Struct pointer element signal

Discussion in 'Mac Programming' started by Miglu, Mar 2, 2011.

  1. Miglu macrumors member

    Joined:
    Jan 22, 2010
    #1
    I have this struct:
    Code:
    typedef struct node {
    	CGPoint current;
    	CGPoint next;
    } node;
    This is in the implementation:
    Code:
    	CGPoint location;
    	location.x = [theEvent locationInWindow].x;
    	location.y = [theEvent locationInWindow].y;
    	struct node* noud;
    	noud->current = location;
    EXC_BAD_ACCESS occurs at the last line. What is the problem?
     
  2. lee1210 macrumors 68040

    lee1210

    Joined:
    Jan 10, 2005
    Location:
    Dallas, TX
    #2
    You didn't allocate a node sized area of memory for noud to point to. You need to set it to point to a local node with & or get some memory with malloc.

    -Lee
     
  3. Miglu thread starter macrumors member

    Joined:
    Jan 22, 2010
    #3
    Thanks. Is there a way to create a local node and set noud to point to it in one line?
     
  4. lee1210 macrumors 68040

    lee1210

    Joined:
    Jan 10, 2005
    Location:
    Dallas, TX
    #4
    No, but there's a way to do it in two.

    Code:
    struct node myNode;
    struct node *noud = &myNode;
    
    I'm not going to try to compile this, but this might work?

    Code:
    struct node myNode, *noud = &myNode;
    
    I would never do that, but it could work.

    -Lee
     
  5. jiminaus macrumors 65816

    jiminaus

    Joined:
    Dec 16, 2010
    Location:
    Sydney
    #5
    If you going to create a local node that doesn't live beyond the current function, you don't need a pointer at all.

    Code:
    CGPoint location;
    location.x = [theEvent locationInWindow].x;
    location.y = [theEvent locationInWindow].y;
    struct node noud;
    noud.current = location;
    
    This also has the advantage of not having to allocate memory for noud, and having to remember to free it at some point.
     
  6. SidBala macrumors 6502a

    Joined:
    Jun 27, 2010
    #6
    Just wanted to address the point about using goto instead of loops.

    Gotos(JMP) are actually used internally by the compiler to create loops anyway. So there is no reason you would want to eliminate a loop by using a goto. It is not any faster and lot less readable.

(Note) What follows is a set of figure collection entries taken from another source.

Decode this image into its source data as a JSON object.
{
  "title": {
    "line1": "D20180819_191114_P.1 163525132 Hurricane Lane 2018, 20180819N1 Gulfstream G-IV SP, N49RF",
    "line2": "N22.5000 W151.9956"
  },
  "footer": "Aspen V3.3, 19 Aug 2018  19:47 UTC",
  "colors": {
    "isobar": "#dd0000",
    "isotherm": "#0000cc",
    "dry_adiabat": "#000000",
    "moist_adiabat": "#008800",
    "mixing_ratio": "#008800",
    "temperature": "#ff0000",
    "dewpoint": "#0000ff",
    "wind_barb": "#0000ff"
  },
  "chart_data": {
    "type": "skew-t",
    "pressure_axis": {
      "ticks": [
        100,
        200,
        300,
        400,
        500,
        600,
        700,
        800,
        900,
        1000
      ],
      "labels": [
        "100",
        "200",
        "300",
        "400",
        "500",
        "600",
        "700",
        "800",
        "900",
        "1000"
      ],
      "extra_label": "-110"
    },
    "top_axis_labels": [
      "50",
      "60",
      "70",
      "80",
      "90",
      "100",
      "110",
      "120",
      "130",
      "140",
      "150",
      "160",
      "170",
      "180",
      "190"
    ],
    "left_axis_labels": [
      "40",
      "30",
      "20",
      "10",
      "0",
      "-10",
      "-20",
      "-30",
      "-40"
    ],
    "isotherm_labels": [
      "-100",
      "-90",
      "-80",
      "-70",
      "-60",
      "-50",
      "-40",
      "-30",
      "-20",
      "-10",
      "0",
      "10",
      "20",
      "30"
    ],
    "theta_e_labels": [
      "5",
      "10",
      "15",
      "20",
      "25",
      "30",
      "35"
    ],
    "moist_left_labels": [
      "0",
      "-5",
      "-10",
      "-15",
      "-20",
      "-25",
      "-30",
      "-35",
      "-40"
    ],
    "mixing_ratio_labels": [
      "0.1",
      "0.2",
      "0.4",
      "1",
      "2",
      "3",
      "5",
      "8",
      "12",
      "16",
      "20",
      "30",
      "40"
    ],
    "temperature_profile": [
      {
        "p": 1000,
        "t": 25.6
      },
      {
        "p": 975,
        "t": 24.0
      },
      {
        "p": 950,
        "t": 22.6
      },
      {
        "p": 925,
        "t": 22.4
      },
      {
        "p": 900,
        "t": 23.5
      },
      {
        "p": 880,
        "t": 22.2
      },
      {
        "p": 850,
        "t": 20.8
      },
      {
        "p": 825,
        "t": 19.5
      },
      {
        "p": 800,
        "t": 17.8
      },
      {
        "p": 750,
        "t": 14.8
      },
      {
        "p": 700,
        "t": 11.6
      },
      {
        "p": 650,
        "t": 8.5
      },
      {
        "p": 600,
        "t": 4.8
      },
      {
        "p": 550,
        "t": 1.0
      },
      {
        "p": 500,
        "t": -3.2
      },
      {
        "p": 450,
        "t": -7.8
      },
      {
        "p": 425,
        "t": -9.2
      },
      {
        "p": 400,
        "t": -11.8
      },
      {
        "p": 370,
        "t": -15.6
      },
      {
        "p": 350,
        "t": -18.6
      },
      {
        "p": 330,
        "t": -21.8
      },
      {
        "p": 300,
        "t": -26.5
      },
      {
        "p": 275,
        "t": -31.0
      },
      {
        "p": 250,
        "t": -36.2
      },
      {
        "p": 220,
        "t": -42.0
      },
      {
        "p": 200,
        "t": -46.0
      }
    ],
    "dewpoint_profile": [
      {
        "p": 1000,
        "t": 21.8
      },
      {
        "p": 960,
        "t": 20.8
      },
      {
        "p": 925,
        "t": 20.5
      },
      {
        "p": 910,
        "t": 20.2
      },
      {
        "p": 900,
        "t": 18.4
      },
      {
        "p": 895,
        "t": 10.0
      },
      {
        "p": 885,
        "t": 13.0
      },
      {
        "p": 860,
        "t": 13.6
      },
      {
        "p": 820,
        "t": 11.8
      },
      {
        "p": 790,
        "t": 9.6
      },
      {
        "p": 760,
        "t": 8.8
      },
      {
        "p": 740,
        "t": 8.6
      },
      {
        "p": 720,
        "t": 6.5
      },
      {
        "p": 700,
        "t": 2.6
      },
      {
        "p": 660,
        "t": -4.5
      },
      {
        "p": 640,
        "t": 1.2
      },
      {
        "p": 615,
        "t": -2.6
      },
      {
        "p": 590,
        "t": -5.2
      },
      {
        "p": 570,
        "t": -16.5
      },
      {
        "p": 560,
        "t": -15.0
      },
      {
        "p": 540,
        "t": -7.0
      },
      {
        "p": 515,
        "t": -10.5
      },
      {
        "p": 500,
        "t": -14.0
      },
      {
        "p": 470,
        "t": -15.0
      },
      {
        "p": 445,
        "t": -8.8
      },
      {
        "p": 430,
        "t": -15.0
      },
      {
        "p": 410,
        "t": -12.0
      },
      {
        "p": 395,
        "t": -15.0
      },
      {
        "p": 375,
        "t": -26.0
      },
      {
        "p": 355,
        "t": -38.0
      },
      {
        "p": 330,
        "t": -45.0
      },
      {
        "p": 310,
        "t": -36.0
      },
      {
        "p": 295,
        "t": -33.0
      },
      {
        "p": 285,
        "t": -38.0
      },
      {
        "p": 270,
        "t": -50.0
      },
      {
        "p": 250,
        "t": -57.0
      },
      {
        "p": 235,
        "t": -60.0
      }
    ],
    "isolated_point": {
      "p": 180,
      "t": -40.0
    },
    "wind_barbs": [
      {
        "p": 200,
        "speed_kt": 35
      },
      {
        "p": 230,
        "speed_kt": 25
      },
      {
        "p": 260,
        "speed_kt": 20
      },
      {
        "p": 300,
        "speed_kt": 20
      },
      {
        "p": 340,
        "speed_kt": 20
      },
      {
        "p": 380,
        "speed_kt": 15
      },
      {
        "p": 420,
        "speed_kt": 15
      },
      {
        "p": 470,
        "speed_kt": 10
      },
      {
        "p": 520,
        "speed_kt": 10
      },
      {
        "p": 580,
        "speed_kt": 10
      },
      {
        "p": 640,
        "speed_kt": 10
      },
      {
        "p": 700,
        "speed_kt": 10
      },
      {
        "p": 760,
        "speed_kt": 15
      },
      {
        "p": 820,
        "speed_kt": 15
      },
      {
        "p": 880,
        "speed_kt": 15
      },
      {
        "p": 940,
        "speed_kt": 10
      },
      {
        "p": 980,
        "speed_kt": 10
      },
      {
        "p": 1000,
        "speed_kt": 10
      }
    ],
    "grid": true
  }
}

    Of course that doesn't mean that there are no benefits to eliminating loops. But those usually involve removing the iteration itself and unrolling the whole loop.
     
  7. Sander macrumors 6502

    Joined:
    Apr 24, 2008
    #7
    By the way, from the name you gave your struct and its members, it seems you are trying to implement a linked list of CGPoints. Note that your "next" member should then not be of type CGPoint but of type pointer-to-node.
     
  8. Miglu thread starter macrumors member

    Joined:
    Jan 22, 2010
    #8
    You are right. I changed next to a node called nextNode.
    I have a new problem with this same implementation. It is off topic, but I will save space on the forum by asking it here:
    Code:
    [nodes addObject: [NSData dataWithBytes:noud length:sizeof(noud)]];
    
    const struct node* noud = [[nodes objectAtIndex: i] bytes];
    Those lines are in different methods. The node's location CGPoint's x an y are not zero in the first line, and the nextNode is not 0x0. However, when I get the bytes back in the second line, y is 0 and nextNode is 0x0. What causes this?
     
  9. Miglu thread starter macrumors member

    Joined:
    Jan 22, 2010
    #9
    Instead of
    Code:
    typedef struct node {
            CGPoint current;
    	struct node* nextNode;
    } node;
    if I do
    Code:
    typedef struct node {
    	struct node* nextNode;
    	CGPoint current;
    } node;
    nextNode is not nulled, but current is. Why is the latter data in this struct always destroyed by NSData?
     
  10. lee1210 macrumors 68040

    lee1210

    Joined:
    Jan 10, 2005
    Location:
    Dallas, TX
    #10
    sizeof(noud) is the size of a pointer. You need the sizeof(struct node) or sizeof(*noud).